Automatic type inference for `param_t` in Parametrised Activations
This small PR implement the inference of W and I parameter for a given floating point constant. It is exploited in parametrised activations
Type of change
- [x] New feature (non-breaking change which adds functionality)
Tests
I run some tests related to Parametrised Activations, already present in the pytests of hls4ml.
Checklist
- [x] I have read the guidelines for contributing.
- [x] I have commented my code, particularly in hard-to-understand areas.
- [ ] I have made corresponding changes to the documentation.
- [x] My changes generate no new warnings.
- [x] I have installed and run
pre-commiton the files I edited or added. - [ ] I have added tests that prove my fix is effective or that my feature works.
I see some tests related to oneAPI fails; it's hard to me to understand why they fail, how should I proceed?
If you have a linux setup it should be pretty straightforward to install oneAPI, and then you can run the pytest. But we can wait to look at the other issues first. Maybe it will clear itself.

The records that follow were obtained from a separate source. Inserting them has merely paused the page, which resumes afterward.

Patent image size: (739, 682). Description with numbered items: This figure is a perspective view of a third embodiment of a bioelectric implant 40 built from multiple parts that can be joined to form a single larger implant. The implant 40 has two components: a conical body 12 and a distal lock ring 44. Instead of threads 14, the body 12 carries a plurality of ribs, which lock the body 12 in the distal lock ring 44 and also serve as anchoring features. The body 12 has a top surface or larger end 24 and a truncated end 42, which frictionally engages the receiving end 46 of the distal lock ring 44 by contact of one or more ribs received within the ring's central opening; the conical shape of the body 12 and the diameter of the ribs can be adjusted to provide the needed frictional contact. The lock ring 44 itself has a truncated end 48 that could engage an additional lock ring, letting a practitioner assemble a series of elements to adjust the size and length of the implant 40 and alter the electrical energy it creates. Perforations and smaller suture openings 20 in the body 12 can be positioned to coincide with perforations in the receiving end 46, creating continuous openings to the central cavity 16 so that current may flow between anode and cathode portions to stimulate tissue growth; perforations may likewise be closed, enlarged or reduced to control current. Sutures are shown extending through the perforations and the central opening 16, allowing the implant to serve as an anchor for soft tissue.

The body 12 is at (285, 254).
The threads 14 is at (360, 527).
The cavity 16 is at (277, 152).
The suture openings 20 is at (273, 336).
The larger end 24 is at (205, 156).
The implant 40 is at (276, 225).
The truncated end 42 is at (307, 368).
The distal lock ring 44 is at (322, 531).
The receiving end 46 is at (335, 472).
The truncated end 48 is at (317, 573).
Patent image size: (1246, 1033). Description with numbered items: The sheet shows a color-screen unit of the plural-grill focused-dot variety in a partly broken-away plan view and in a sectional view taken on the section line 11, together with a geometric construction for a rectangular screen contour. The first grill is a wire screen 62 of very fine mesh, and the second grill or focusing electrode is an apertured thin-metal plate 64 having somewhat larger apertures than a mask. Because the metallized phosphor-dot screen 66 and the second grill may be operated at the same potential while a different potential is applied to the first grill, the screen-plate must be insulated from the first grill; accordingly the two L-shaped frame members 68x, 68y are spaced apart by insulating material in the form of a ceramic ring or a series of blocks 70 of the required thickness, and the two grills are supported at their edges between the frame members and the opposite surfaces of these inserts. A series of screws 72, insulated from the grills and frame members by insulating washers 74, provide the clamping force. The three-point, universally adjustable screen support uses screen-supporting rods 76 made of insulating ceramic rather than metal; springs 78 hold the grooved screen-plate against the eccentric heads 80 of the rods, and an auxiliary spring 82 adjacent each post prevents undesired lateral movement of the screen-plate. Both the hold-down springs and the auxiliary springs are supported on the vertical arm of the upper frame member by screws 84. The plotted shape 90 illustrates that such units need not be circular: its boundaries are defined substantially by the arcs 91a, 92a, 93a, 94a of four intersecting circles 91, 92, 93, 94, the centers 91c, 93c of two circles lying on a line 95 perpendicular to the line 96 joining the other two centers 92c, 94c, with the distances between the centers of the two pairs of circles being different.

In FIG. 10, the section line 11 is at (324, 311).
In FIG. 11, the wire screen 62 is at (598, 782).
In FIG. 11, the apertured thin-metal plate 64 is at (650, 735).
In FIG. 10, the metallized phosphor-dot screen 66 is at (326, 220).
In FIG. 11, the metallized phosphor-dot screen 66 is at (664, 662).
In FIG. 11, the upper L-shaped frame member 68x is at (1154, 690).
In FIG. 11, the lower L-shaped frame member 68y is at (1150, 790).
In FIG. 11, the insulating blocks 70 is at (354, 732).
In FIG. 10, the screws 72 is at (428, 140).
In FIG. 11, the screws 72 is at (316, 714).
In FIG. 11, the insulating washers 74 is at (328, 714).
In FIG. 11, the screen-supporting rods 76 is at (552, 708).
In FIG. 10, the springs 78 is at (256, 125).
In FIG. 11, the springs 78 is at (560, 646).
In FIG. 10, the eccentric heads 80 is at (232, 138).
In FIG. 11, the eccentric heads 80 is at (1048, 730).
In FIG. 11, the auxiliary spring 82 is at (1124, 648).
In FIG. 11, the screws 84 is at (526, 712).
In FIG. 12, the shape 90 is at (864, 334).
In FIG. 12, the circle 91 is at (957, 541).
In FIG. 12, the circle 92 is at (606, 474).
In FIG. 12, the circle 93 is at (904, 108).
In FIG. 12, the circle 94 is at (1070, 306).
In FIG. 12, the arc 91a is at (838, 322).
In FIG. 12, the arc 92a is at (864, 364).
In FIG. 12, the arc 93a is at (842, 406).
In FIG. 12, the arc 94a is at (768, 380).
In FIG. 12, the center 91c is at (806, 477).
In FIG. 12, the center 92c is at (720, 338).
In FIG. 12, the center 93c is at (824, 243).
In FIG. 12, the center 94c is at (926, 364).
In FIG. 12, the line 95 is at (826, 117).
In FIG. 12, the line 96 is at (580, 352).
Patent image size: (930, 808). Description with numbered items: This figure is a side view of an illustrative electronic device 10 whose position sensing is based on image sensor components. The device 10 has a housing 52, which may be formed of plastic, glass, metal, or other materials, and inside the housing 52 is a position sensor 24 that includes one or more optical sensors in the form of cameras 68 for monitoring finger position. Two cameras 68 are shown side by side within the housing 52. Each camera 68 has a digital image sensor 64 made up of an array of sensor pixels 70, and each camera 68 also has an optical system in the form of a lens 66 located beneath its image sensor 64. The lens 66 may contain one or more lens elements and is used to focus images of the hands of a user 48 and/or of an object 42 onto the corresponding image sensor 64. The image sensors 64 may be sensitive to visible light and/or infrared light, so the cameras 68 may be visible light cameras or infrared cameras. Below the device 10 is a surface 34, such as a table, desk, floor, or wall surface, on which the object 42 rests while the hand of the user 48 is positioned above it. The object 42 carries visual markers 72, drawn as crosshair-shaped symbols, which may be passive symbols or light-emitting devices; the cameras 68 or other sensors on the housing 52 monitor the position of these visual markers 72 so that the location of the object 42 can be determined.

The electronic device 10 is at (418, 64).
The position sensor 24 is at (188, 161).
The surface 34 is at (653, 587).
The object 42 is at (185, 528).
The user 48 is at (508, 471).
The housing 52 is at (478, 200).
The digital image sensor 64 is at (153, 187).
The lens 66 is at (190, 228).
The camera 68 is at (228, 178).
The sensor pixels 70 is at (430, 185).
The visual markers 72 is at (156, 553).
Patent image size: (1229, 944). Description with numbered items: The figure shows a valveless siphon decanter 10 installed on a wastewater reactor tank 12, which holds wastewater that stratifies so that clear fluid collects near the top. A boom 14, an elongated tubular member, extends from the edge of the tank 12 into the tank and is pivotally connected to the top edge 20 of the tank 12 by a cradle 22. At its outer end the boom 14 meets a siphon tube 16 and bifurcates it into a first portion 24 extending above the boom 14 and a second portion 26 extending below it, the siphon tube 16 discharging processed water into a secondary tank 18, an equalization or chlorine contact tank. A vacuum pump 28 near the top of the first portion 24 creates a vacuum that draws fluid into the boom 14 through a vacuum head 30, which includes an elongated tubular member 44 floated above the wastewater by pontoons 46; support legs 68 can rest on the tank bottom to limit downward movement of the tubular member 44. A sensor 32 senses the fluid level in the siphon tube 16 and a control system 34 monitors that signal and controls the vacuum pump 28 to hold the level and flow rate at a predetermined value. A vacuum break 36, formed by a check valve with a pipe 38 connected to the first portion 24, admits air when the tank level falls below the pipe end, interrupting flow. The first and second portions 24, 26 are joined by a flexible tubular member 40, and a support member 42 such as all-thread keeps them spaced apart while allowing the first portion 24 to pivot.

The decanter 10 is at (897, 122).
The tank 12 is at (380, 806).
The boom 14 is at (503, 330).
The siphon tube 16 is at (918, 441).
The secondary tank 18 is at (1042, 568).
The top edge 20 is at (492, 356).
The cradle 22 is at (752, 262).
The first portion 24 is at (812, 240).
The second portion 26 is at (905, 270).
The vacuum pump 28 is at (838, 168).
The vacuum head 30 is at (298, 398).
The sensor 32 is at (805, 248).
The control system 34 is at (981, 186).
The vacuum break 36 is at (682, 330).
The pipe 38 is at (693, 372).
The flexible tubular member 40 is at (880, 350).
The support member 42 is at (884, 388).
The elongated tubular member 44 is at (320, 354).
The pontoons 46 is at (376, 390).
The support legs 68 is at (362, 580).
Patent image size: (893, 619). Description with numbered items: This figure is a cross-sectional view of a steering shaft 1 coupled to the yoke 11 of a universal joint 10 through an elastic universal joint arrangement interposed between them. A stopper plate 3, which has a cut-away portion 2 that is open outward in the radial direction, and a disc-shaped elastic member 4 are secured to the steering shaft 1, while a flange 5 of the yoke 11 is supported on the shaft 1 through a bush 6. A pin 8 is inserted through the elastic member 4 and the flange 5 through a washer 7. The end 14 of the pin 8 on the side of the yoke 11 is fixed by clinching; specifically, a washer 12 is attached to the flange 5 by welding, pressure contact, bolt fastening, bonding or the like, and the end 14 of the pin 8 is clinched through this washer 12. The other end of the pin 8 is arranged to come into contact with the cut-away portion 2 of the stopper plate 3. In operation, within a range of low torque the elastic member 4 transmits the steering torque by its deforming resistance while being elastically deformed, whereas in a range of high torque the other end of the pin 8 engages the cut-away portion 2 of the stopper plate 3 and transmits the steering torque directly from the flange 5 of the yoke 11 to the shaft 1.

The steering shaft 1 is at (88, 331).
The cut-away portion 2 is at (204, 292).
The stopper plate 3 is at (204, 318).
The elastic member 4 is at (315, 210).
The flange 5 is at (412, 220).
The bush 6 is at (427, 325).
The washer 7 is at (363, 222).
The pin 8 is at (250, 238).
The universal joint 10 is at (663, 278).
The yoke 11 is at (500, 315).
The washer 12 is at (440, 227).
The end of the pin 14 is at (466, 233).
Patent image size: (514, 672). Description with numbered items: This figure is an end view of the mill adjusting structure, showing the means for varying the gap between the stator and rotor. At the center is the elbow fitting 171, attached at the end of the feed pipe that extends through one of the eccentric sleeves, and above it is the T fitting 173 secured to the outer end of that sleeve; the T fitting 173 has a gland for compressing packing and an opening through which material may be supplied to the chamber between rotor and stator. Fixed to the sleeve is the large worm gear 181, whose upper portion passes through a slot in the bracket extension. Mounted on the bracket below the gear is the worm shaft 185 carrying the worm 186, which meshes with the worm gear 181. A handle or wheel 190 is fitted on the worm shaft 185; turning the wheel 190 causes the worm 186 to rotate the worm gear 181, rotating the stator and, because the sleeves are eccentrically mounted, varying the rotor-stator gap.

Note the utility we have in hls4ml already: https://github.com/fastmachinelearning/hls4ml/blob/main/hls4ml/utils/fixed_point_utils.py#L139-L141
I wanted to try to install oneAPI myself, so I played with this PR a bit. The issue seems to be that the precision for the parameter of the leaky ReLU is reduced significantly, from typedef ac_fixed<16,6,true> quantizer_param_t; to a one-bit typedef ac_fixed<1,0,false> quantizer_param_t;. Vivado and the other backends seem to be able to handle it, but I'm not sure it makes sense in this case because we have negative slopes here and need it to be signed. The other backends seem to be able to deal with it. But for oneAPI, a signed variable is enforced to have at least two bits:
signed _BitInt must have a bit size of at least 2
So we need to make sure to take this into account when inferring the precision for the parameters.
Hey @nghielme any news on this one?
I'll take a look soon
Please check the logic of the precision setting.
I added a unit test to cover the various options, so I am more confident. It did discover an error in the max setting for unsigned FixedPrecisionType, which I fixed, and am including here, though it's logically independent.
There were some weird pytest failures that I'm rerunning, but otherwise I think this can be merged now.
Looks good to me. One small note, I think the test could be rewritten in a more pytest way, like this:
@pytest.mark.parametrize(
"val, expected_width",
[
(0, 1),
(-1024, 2),
(1024, 1),
(0.03125, 1),
(-0.03125, 2),
(1.25, 3),
(-1.25, 4),
(1.1, 8),
(-1.1, 9),
]
)
def test_precision_from_constant_unit(val, expected_width):
"""Test determining precision needed for a constant."""
max_width = 8
fp = _get_precision_from_constant(val, max_width)
assert fp.min <= val <= fp.max
assert fp.width == expected_width
assert fp.signed == (val < 0)
quantum = 2.0 ** -fp.fractional
if expected_width < max_width:
assert val % quantum == 0
Tests have only the "expected" failures now, so I think this is ok. I agree with Nicolo's comment on the pytest though, so if you could integrate that before merging that would be great, Jovan.
I just put Nicolo's test in the pytests instead of the one I had (with minor pre-commit changes). I also updated to the latest main so ideally the test failures should be gone.
Looks good now. @jmitrevs since you have the changes requested, you'll need to merge it.